[EM] Preferential voting system where a candidate may win multiple seats
Juho Laatu
juho4880 at yahoo.co.uk
Sun Jul 7 13:27:21 PDT 2013
On 7.7.2013, at 16.16, Vidar Wahlberg wrote:
> On Fri, Jul 05, 2013 at 11:37:55PM +0200, Kristofer Munsterhjelm wrote:
>> The argument then
>> is that if you add in lots of very small parties, any of them might
>> become a kingmaker and so get extremely disproportional amounts of
>> power.
>
> While I see the point, I think this may be a bit too simplified. Where
> as small parties in Norway possibly do have more influence than their
> size dictates, they arguably do not have the same power as the larger
> parties.
Let's say we have two left wing parties and one right wing party.
46% L1
5% L2
49% R
Should we redulce the number of seats of L2 so that it would not get too much power. By doing so we would change the left wing majority to a right wing majority. Small parties can be needed to build up majorty coalition governments. I think it is fair to give them their proportional number of seats. At least in Finland small parties have much smaller role in the coalition governments than the largest parties have. It is also typical that large parties collect so many small parties in the govenment that even if one of them would leave the government, the government would still have majority. This guarantees that no single small party can blackmail the government. The small parties need to consider also what would happen at the next time if they try to play bigger role in the government that their size is.
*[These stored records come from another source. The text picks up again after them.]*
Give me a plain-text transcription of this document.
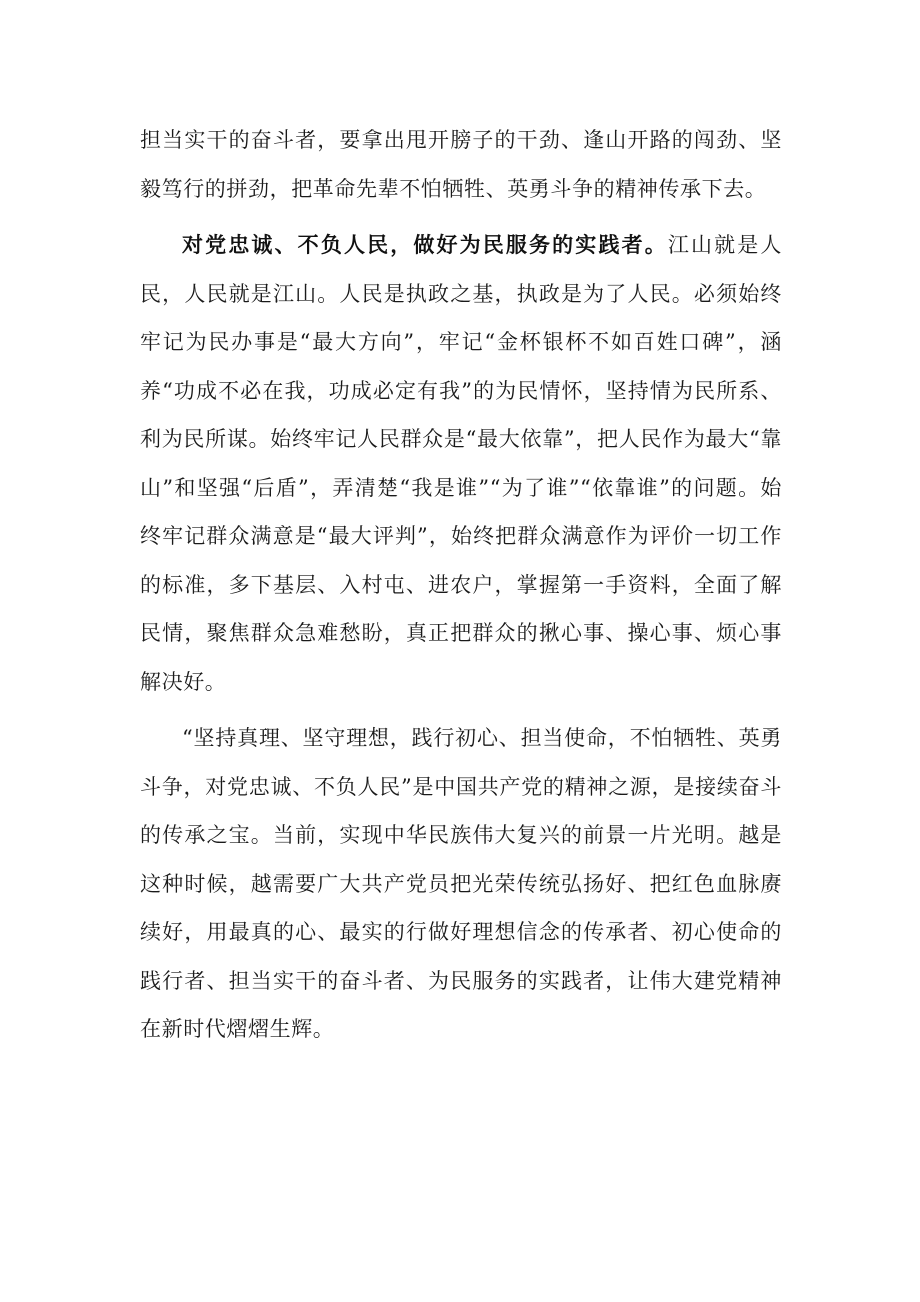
担当实干的奋斗者，要拿出甩开膀子的干劲、逢山开路的闯劲、坚毅笃行的拼劲，把革命先辈不怕牺牲、英勇斗争的精神传承下去。

对党忠诚、不负人民，做好为民服务的实践者。江山就是人民，人民就是江山。人民是执政之基，执政是为了人民。必须始终牢记为民办事是“最大方向”，牢记“金杯银杯不如百姓口碑”，涵养“功成不必在我，功成必定有我”的为民情怀，坚持情为民所系、利为民所谋。始终牢记人民群众是“最大依靠”，把人民作为最大“靠山”和坚强“后盾”，弄清楚“我是谁”“为了谁”“依靠谁”的问题。始终牢记群众满意是“最大评判”，始终把群众满意作为评价一切工作的标准，多下基层、入村屯、进农户，掌握第一手资料，全面了解民情，聚焦群众急难愁盼，真正把群众的揪心事、操心事、烦心事解决好。

“坚持真理、坚守理想，践行初心、担当使命，不怕牺牲、英勇斗争，对党忠诚、不负人民”是中国共产党的精神之源，是接续奋斗的传承之宝。当前，实现中华民族伟大复兴的前景一片光明。越是这种时候，越需要广大共产党员把光荣传统弘扬好、把红色血脉赓续好，用最真的心、最实的行做好理想信念的传承者、初心使命的践行者、担当实干的奋斗者、为民服务的实践者，让伟大建党精神在新时代熠熠生辉。
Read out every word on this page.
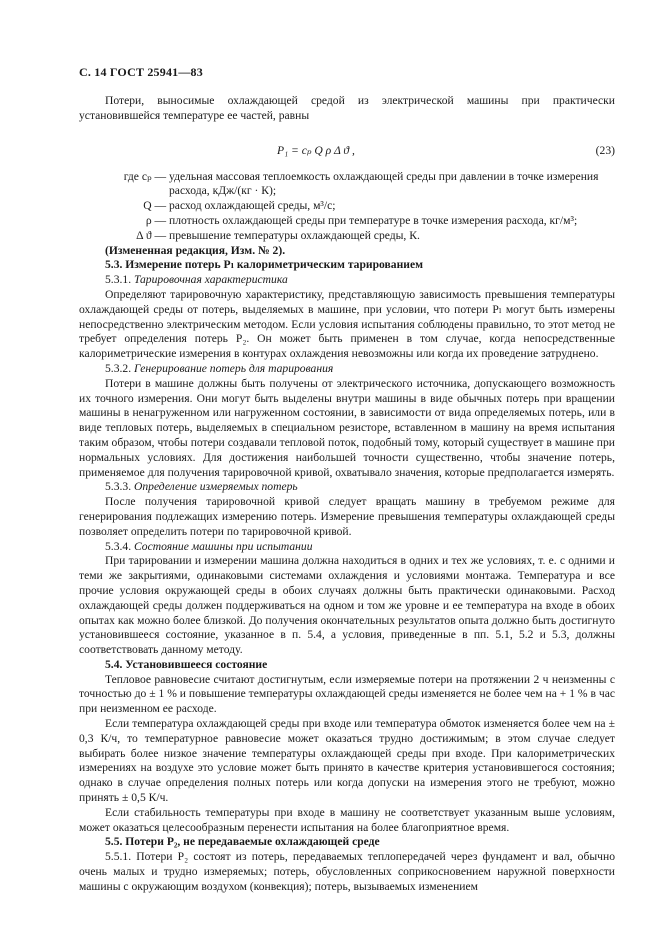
С. 14 ГОСТ 25941—83

Потери, выносимые охлаждающей средой из электрической машины при практически установившейся температуре ее частей, равны

P₁ = cₚ Q ρ Δ ϑ ,	(23)
где cₚ — удельная массовая теплоемкость охлаждающей среды при давлении в точке измерения расхода, кДж/(кг · К);
Q — расход охлаждающей среды, м³/с;
ρ — плотность охлаждающей среды при температуре в точке измерения расхода, кг/м³;
Δ ϑ — превышение температуры охлаждающей среды, К.

(Измененная редакция, Изм. № 2).

5.3. Измерение потерь Pₗ калориметрическим тарированием

5.3.1. Тарировочная характеристика

Определяют тарировочную характеристику, представляющую зависимость превышения температуры охлаждающей среды от потерь, выделяемых в машине, при условии, что потери Pₗ могут быть измерены непосредственно электрическим методом. Если условия испытания соблюдены правильно, то этот метод не требует определения потерь P₂. Он может быть применен в том случае, когда непосредственные калориметрические измерения в контурах охлаждения невозможны или когда их проведение затруднено.

5.3.2. Генерирование потерь для тарирования

Потери в машине должны быть получены от электрического источника, допускающего возможность их точного измерения. Они могут быть выделены внутри машины в виде обычных потерь при вращении машины в ненагруженном или нагруженном состоянии, в зависимости от вида определяемых потерь, или в виде тепловых потерь, выделяемых в специальном резисторе, вставленном в машину на время испытания таким образом, чтобы потери создавали тепловой поток, подобный тому, который существует в машине при нормальных условиях. Для достижения наибольшей точности существенно, чтобы значение потерь, применяемое для получения тарировочной кривой, охватывало значения, которые предполагается измерять.

5.3.3. Определение измеряемых потерь

После получения тарировочной кривой следует вращать машину в требуемом режиме для генерирования подлежащих измерению потерь. Измерение превышения температуры охлаждающей среды позволяет определить потери по тарировочной кривой.

5.3.4. Состояние машины при испытании

При тарировании и измерении машина должна находиться в одних и тех же условиях, т. е. с одними и теми же закрытиями, одинаковыми системами охлаждения и условиями монтажа. Температура и все прочие условия окружающей среды в обоих случаях должны быть практически одинаковыми. Расход охлаждающей среды должен поддерживаться на одном и том же уровне и ее температура на входе в обоих опытах как можно более близкой. До получения окончательных результатов опыта должно быть достигнуто установившееся состояние, указанное в п. 5.4, а условия, приведенные в пп. 5.1, 5.2 и 5.3, должны соответствовать данному методу.

5.4. Установившееся состояние

Тепловое равновесие считают достигнутым, если измеряемые потери на протяжении 2 ч неизменны с точностью до ± 1 % и повышение температуры охлаждающей среды изменяется не более чем на + 1 % в час при неизменном ее расходе.

Если температура охлаждающей среды при входе или температура обмоток изменяется более чем на ± 0,3 К/ч, то температурное равновесие может оказаться трудно достижимым; в этом случае следует выбирать более низкое значение температуры охлаждающей среды при входе. При калориметрических измерениях на воздухе это условие может быть принято в качестве критерия установившегося состояния; однако в случае определения полных потерь или когда допуски на измерения этого не требуют, можно принять ± 0,5 К/ч.

Если стабильность температуры при входе в машину не соответствует указанным выше условиям, может оказаться целесообразным перенести испытания на более благоприятное время.

5.5. Потери P₂, не передаваемые охлаждающей среде

5.5.1. Потери P₂ состоят из потерь, передаваемых теплопередачей через фундамент и вал, обычно очень малых и трудно измеряемых; потерь, обусловленных соприкосновением наружной поверхности машины с окружающим воздухом (конвекция); потерь, вызываемых изменением
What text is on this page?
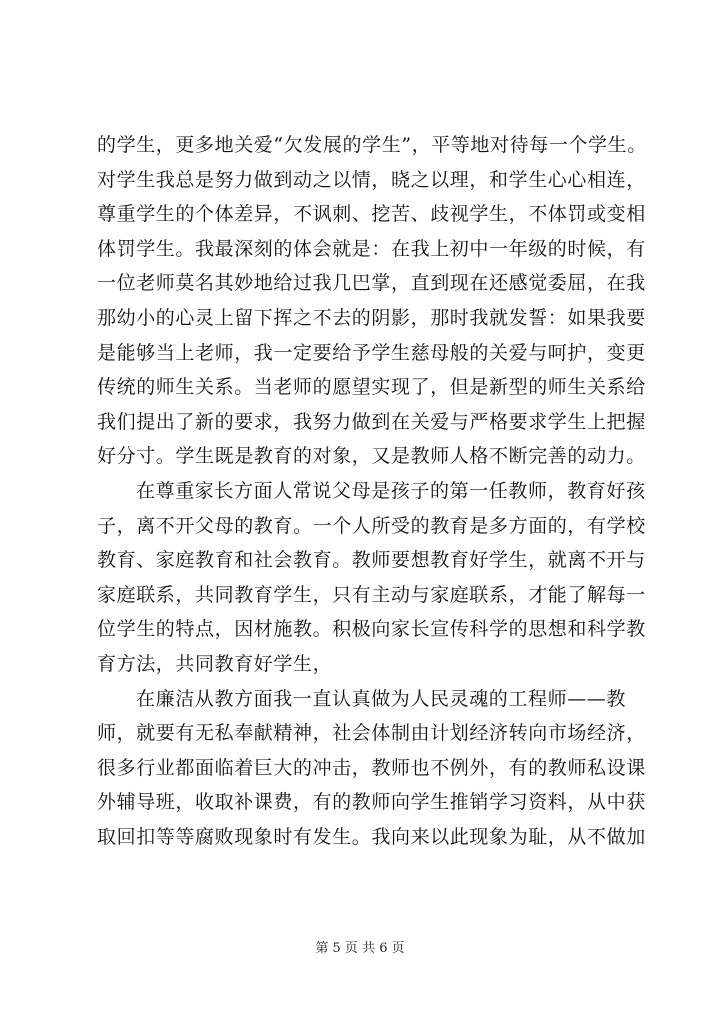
的学生，更多地关爱“欠发展的学生”，平等地对待每一个学生。
对学生我总是努力做到动之以情，晓之以理，和学生心心相连，
尊重学生的个体差异，不讽刺、挖苦、歧视学生，不体罚或变相
体罚学生。我最深刻的体会就是：在我上初中一年级的时候，有
一位老师莫名其妙地给过我几巴掌，直到现在还感觉委屈，在我
那幼小的心灵上留下挥之不去的阴影，那时我就发誓：如果我要
是能够当上老师，我一定要给予学生慈母般的关爱与呵护，变更
传统的师生关系。当老师的愿望实现了，但是新型的师生关系给
我们提出了新的要求，我努力做到在关爱与严格要求学生上把握
好分寸。学生既是教育的对象，又是教师人格不断完善的动力。
在尊重家长方面人常说父母是孩子的第一任教师，教育好孩
子，离不开父母的教育。一个人所受的教育是多方面的，有学校
教育、家庭教育和社会教育。教师要想教育好学生，就离不开与
家庭联系，共同教育学生，只有主动与家庭联系，才能了解每一
位学生的特点，因材施教。积极向家长宣传科学的思想和科学教
育方法，共同教育好学生，
在廉洁从教方面我一直认真做为人民灵魂的工程师——教
师，就要有无私奉献精神，社会体制由计划经济转向市场经济，
很多行业都面临着巨大的冲击，教师也不例外，有的教师私设课
外辅导班，收取补课费，有的教师向学生推销学习资料，从中获
取回扣等等腐败现象时有发生。我向来以此现象为耻，从不做加
第 5 页 共 6 页
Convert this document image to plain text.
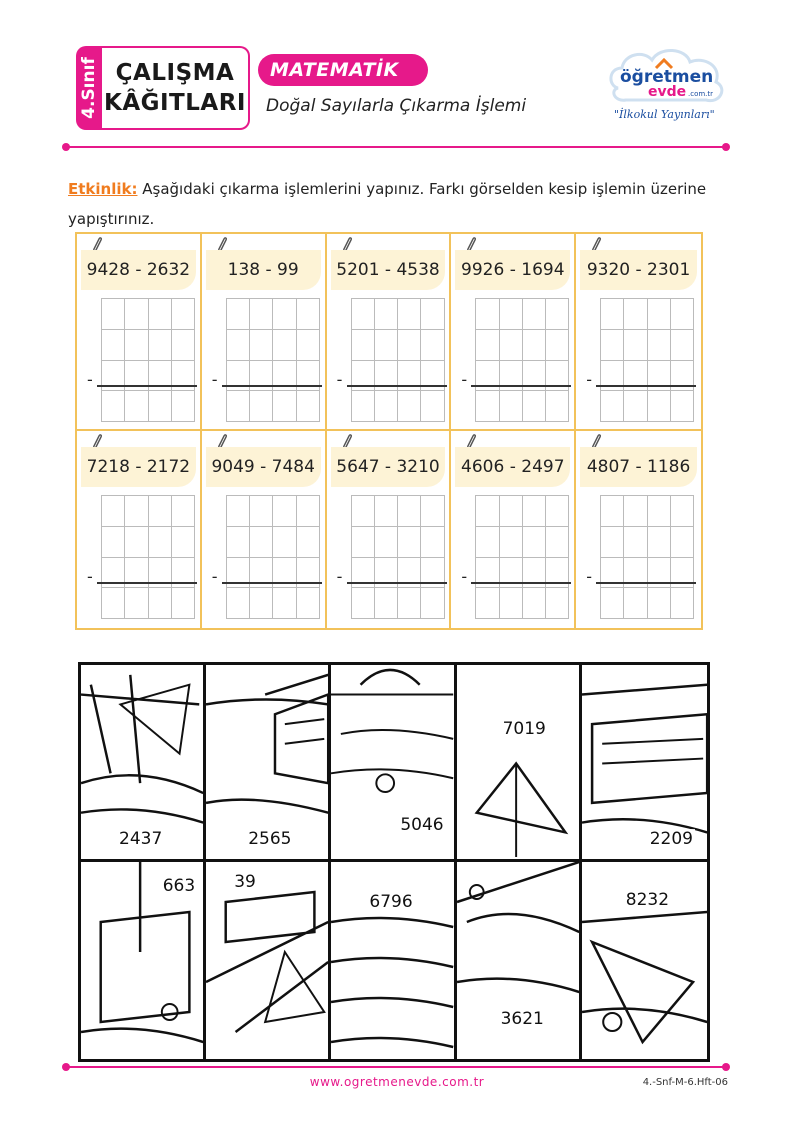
4.Sınıf ÇALIŞMA
KÂĞITLARI
MATEMATİK
Doğal Sayılarla Çıkarma İşlemi
öğretmen
evde .com.tr
"İlkokul Yayınları"
Etkinlik: Aşağıdaki çıkarma işlemlerini yapınız. Farkı görselden kesip işlemin üzerine yapıştırınız.
9428 - 2632
-
138 - 99
-
5201 - 4538
-
9926 - 1694
-
9320 - 2301
-
7218 - 2172
-
9049 - 7484
-
5647 - 3210
-
4606 - 2497
-
4807 - 1186
-
2437	2565
5046
7019
2209
663 39
6796
3621
8232
www.ogretmenevde.com.tr	4.-Snf-M-6.Hft-06
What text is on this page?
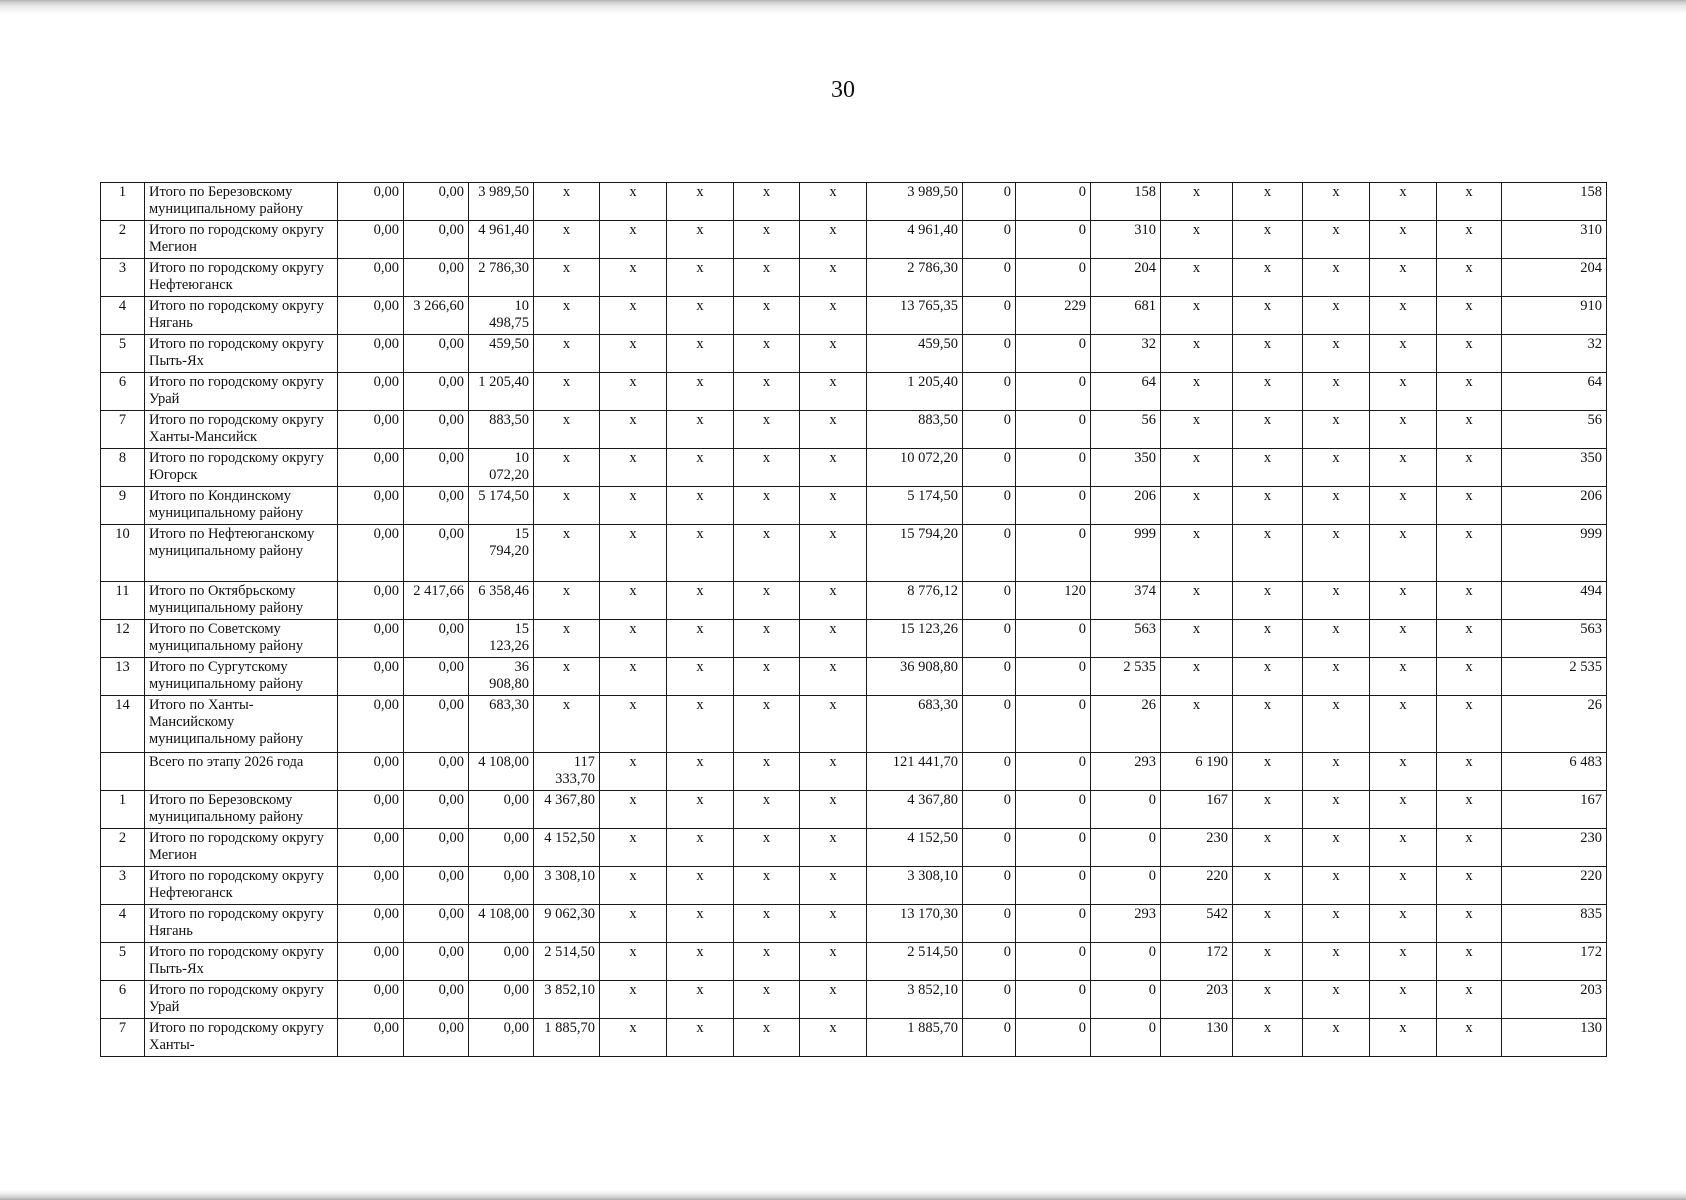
30
1	Итого по Березовскому муниципальному району	0,00	0,00	3 989,50	x	x	x	x	x	3 989,50	0	0	158	x	x	x	x	x	158
2	Итого по городскому округу Мегион	0,00	0,00	4 961,40	x	x	x	x	x	4 961,40	0	0	310	x	x	x	x	x	310
3	Итого по городскому округу Нефтеюганск	0,00	0,00	2 786,30	x	x	x	x	x	2 786,30	0	0	204	x	x	x	x	x	204
4	Итого по городскому округу Нягань	0,00	3 266,60	10 498,75	x	x	x	x	x	13 765,35	0	229	681	x	x	x	x	x	910
5	Итого по городскому округу Пыть-Ях	0,00	0,00	459,50	x	x	x	x	x	459,50	0	0	32	x	x	x	x	x	32
6	Итого по городскому округу Урай	0,00	0,00	1 205,40	x	x	x	x	x	1 205,40	0	0	64	x	x	x	x	x	64
7	Итого по городскому округу Ханты-Мансийск	0,00	0,00	883,50	x	x	x	x	x	883,50	0	0	56	x	x	x	x	x	56
8	Итого по городскому округу Югорск	0,00	0,00	10 072,20	x	x	x	x	x	10 072,20	0	0	350	x	x	x	x	x	350
9	Итого по Кондинскому муниципальному району	0,00	0,00	5 174,50	x	x	x	x	x	5 174,50	0	0	206	x	x	x	x	x	206
10	Итого по Нефтеюганскому муниципальному району	0,00	0,00	15 794,20	x	x	x	x	x	15 794,20	0	0	999	x	x	x	x	x	999
11	Итого по Октябрьскому муниципальному району	0,00	2 417,66	6 358,46	x	x	x	x	x	8 776,12	0	120	374	x	x	x	x	x	494
12	Итого по Советскому муниципальному району	0,00	0,00	15 123,26	x	x	x	x	x	15 123,26	0	0	563	x	x	x	x	x	563
13	Итого по Сургутскому муниципальному району	0,00	0,00	36 908,80	x	x	x	x	x	36 908,80	0	0	2 535	x	x	x	x	x	2 535
14	Итого по Ханты-Мансийскому муниципальному району	0,00	0,00	683,30	x	x	x	x	x	683,30	0	0	26	x	x	x	x	x	26
	Всего по этапу 2026 года	0,00	0,00	4 108,00	117 333,70	x	x	x	x	121 441,70	0	0	293	6 190	x	x	x	x	6 483
1	Итого по Березовскому муниципальному району	0,00	0,00	0,00	4 367,80	x	x	x	x	4 367,80	0	0	0	167	x	x	x	x	167
2	Итого по городскому округу Мегион	0,00	0,00	0,00	4 152,50	x	x	x	x	4 152,50	0	0	0	230	x	x	x	x	230
3	Итого по городскому округу Нефтеюганск	0,00	0,00	0,00	3 308,10	x	x	x	x	3 308,10	0	0	0	220	x	x	x	x	220
4	Итого по городскому округу Нягань	0,00	0,00	4 108,00	9 062,30	x	x	x	x	13 170,30	0	0	293	542	x	x	x	x	835
5	Итого по городскому округу Пыть-Ях	0,00	0,00	0,00	2 514,50	x	x	x	x	2 514,50	0	0	0	172	x	x	x	x	172
6	Итого по городскому округу Урай	0,00	0,00	0,00	3 852,10	x	x	x	x	3 852,10	0	0	0	203	x	x	x	x	203
7	Итого по городскому округу Ханты-	0,00	0,00	0,00	1 885,70	x	x	x	x	1 885,70	0	0	0	130	x	x	x	x	130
> Alternatively, instead of running Sainte-Laguë in each county, you could
> run SL on the national result (distributing all 169 seats), something
> which would produce a representation percentage very close to the actual
> result, and then distribute the seats to the parties in the different
> counties (keeping the same amount of seats in each county).
I think this makes sense if you do not like the leveling seat style of building proportionality at national level. The last seats will be distributed pretty much in the same way anyway, but in this approach all seats are in principle seen as "equal". The algorithm may either aim at some ideal allocation, or be a practical algorithm that just finds a good enough result.
If we want full proportinality, then proportionality should thus be counted at national level. Another reason why national level votes should be used to count the number of seats for each party is that one should guarantee that it makes sense to vote for the small paries also in the smallest counties. If there is no such prcedure or leveling seats or some other national level leveling algorithms in place, it would not make sense to vote for small parties in the small counties. this would reduce the support of the smallest parties already before the votes are counted.
This kind of balancing mechanisms will lead to electing a representative of the small party at least in some county, or maybe in this voter's own county, even if the number of votes would not be sufficient to win any of the seats, if seats would be allocated independently in each county.